Une méthode éprouvée
La méthode de travail est globalement restée inchangée. Nous avons récupéré une liste de 6 700 personnes sauvées en France et avons retiré les femmes, soit un total de 3 250 personnes. Nous l’avons regroupée avec celle des promotions 1870 à 1945 (environ 17 500 camarades), trié l’ensemble par ordre alphabétique, puis cherché les correspondances. Nous avons obtenu une liste de 129 personnes sauvées susceptibles d’être des X. Après examen de nos sources et si besoin des recherches sur internet, nous avons identifié : 7 doublons (il y a notamment des personnes sauvées par plusieurs Justes ou familles de Justes) ; 83 faux positifs (il ne s’agit pas d’X) ; 36 cas indéterminés (les informations sont imprécises ou le patronyme trop répandu pour une recherche en ligne, il est peu probable qu’il s’agisse d’X) ; 3 résultats positifs (il s’agit bien d’X, dont l’histoire est brièvement décrite ci-après).
Trois cas avérés d’X
- Pol et Madeleine Arcens, dirigent l’école secondaire La Roseraie à Dieulefit. La plupart des professeurs étaient juifs, dont Gilbert Cahen (X22).

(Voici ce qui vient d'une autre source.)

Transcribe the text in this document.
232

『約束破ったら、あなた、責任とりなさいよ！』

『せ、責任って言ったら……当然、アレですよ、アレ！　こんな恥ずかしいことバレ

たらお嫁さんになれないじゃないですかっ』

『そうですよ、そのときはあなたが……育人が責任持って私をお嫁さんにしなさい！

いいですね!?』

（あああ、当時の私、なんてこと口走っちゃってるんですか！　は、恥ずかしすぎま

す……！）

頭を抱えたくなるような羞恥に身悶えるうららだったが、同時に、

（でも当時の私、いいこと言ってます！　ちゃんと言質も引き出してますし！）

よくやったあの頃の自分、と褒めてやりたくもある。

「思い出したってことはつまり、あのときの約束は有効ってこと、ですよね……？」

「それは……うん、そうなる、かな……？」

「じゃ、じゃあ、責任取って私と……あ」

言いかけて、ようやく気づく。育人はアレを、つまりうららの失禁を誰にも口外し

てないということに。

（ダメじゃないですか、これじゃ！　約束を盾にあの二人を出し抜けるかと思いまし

- Gaston Girousse (X1899), Juste parmi les nations, cache son camarade de promotion Louis Cahen dans une chambre d’un 6e étage parisien.

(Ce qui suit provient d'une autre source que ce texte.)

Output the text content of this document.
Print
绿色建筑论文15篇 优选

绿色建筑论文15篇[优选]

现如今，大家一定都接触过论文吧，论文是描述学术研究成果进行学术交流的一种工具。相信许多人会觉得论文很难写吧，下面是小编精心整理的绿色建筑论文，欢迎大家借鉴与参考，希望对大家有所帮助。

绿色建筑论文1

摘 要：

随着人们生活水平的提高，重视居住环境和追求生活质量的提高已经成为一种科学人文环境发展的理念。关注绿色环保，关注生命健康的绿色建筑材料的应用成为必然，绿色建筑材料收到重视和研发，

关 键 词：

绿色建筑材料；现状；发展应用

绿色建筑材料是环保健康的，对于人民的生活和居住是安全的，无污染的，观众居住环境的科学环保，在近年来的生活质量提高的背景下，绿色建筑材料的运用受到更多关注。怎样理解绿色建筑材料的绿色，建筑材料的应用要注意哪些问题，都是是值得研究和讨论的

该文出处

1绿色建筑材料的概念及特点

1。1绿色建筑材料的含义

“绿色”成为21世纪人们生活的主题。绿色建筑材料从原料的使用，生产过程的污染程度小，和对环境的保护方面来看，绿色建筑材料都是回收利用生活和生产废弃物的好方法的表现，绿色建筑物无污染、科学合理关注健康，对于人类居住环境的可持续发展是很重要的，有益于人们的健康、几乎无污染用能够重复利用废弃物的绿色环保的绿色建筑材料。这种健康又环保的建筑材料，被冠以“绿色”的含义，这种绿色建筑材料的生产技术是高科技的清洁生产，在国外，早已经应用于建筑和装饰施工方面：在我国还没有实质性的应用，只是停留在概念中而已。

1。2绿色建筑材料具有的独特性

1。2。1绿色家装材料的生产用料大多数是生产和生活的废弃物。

- Alerté par ses supérieurs, à commencer par M. Digue, l’ingénieur en chef du département qui aurait mérité d’être reconnu comme Juste, Jean-Marie Bordonnat, chef cantonnier des Ponts et Chaussées, cache Gilbert Lévy (X23), ingénieur des Ponts et Chaussées révoqué par Vichy, et sa famille.

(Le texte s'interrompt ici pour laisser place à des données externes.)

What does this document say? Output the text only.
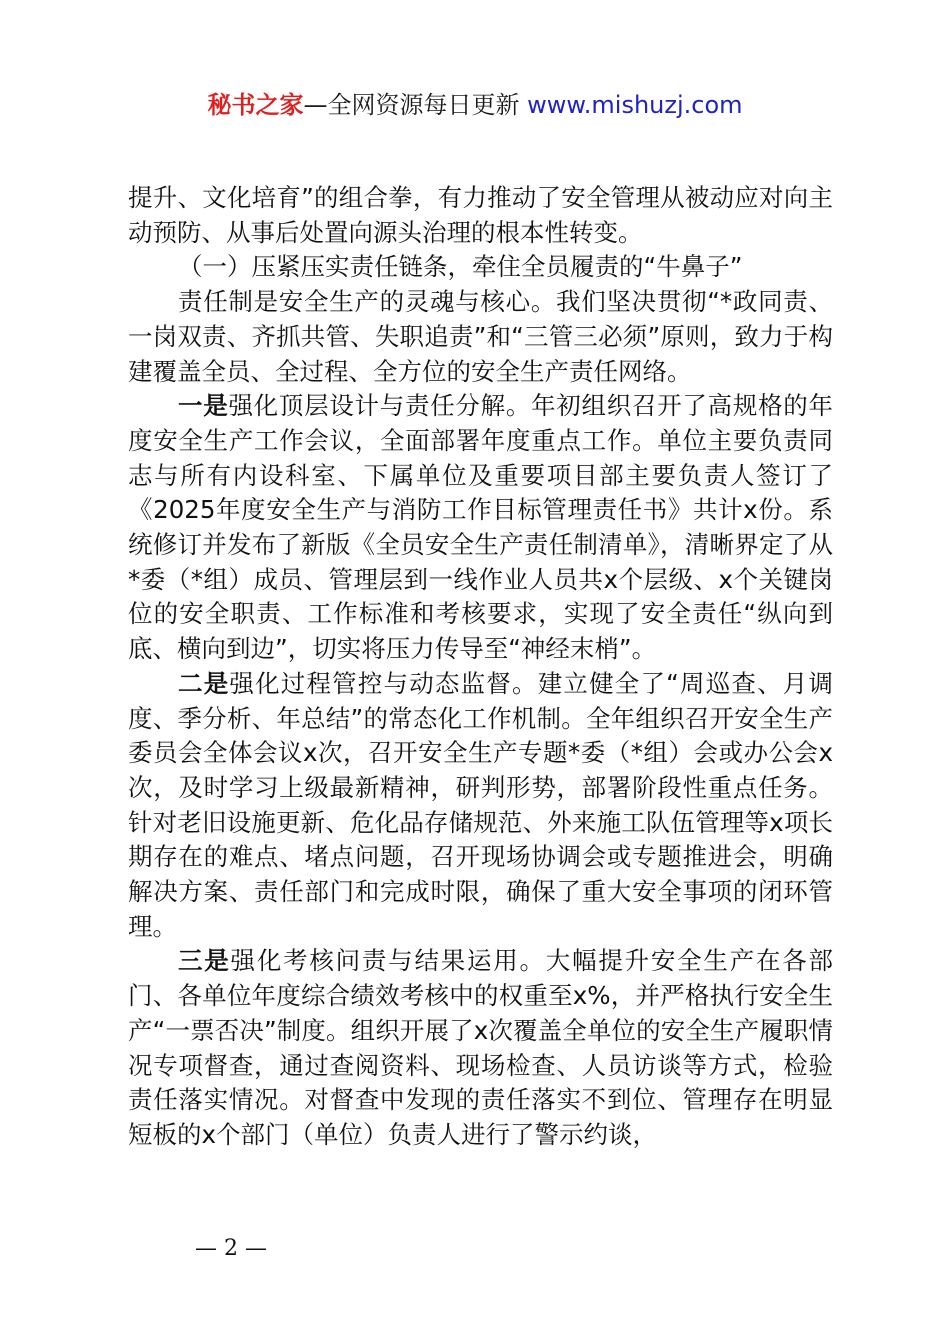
秘书之家—全网资源每日更新 www.mishuzj.com

提升、文化培育”的组合拳，有力推动了安全管理从被动应对向主动预防、从事后处置向源头治理的根本性转变。

（一）压紧压实责任链条，牵住全员履责的“牛鼻子”

责任制是安全生产的灵魂与核心。我们坚决贯彻“*政同责、一岗双责、齐抓共管、失职追责”和“三管三必须”原则，致力于构建覆盖全员、全过程、全方位的安全生产责任网络。

一是强化顶层设计与责任分解。年初组织召开了高规格的年度安全生产工作会议，全面部署年度重点工作。单位主要负责同志与所有内设科室、下属单位及重要项目部主要负责人签订了《2025年度安全生产与消防工作目标管理责任书》共计x份。系统修订并发布了新版《全员安全生产责任制清单》，清晰界定了从*委（*组）成员、管理层到一线作业人员共x个层级、x个关键岗位的安全职责、工作标准和考核要求，实现了安全责任“纵向到底、横向到边”，切实将压力传导至“神经末梢”。

二是强化过程管控与动态监督。建立健全了“周巡查、月调度、季分析、年总结”的常态化工作机制。全年组织召开安全生产委员会全体会议x次，召开安全生产专题*委（*组）会或办公会x次，及时学习上级最新精神，研判形势，部署阶段性重点任务。针对老旧设施更新、危化品存储规范、外来施工队伍管理等x项长期存在的难点、堵点问题，召开现场协调会或专题推进会，明确解决方案、责任部门和完成时限，确保了重大安全事项的闭环管理。

三是强化考核问责与结果运用。大幅提升安全生产在各部门、各单位年度综合绩效考核中的权重至x%，并严格执行安全生产“一票否决”制度。组织开展了x次覆盖全单位的安全生产履职情况专项督查，通过查阅资料、现场检查、人员访谈等方式，检验责任落实情况。对督查中发现的责任落实不到位、管理存在明显短板的x个部门（单位）负责人进行了警示约谈，

— 2 —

Et le cas de neuf futurs X
Par ailleurs, au vu des informations dont nous disposions, il nous est apparu utile d’identifier également les « futurs X » sauvés par des Justes, alors qu’ils étaient encore enfants ou adolescents. En utilisant une liste des promotions 1946 à 1965 (environ 5 200 camarades), nous avons obtenu une nouvelle liste de 52 personnes sauvées : 4 doublons, 30 faux positifs, 9 cas indéterminés et 9 résultats positifs dont l’histoire est brièvement décrite ci-après.
- Olivier Cahen (X49), fils de Gilbert Cahen (X22), est caché comme pensionnaire à La Roseraie.
- Alain Chenciner (X63) est caché avec ses parents par Lucienne Deguilhem, la secrétaire de mairie de Monbahus.
- Agé de trois ans, Michel Fansten (X60) est accueilli par la famille de Dominique Poli, engagé dans la Résistance.
- Roger Franck (X56) et sa sœur Françoise sont cachés chez Jean et Marguerite Guy, propriétaires terriens, avec l’aide active de leur fille Jeanne.
- Les frères Albert et Roland Glowinski (X58) et leur mère Anna sont hébergés par Madeleine Botineau, avec qui Anna s’était liée d’amitié, et sa famille.
- Claude Grodner (X49) et sa sœur Eliane sont accompagnés par Emmanuel Peteuil depuis l’Yonne et placés chez les sœurs d’Eugénie Peteuil en Corrèze.
- Lionel Stoleru (X56) et son frère Yves sont hébergés par la famille Trillat et traités comme des membres de la famille.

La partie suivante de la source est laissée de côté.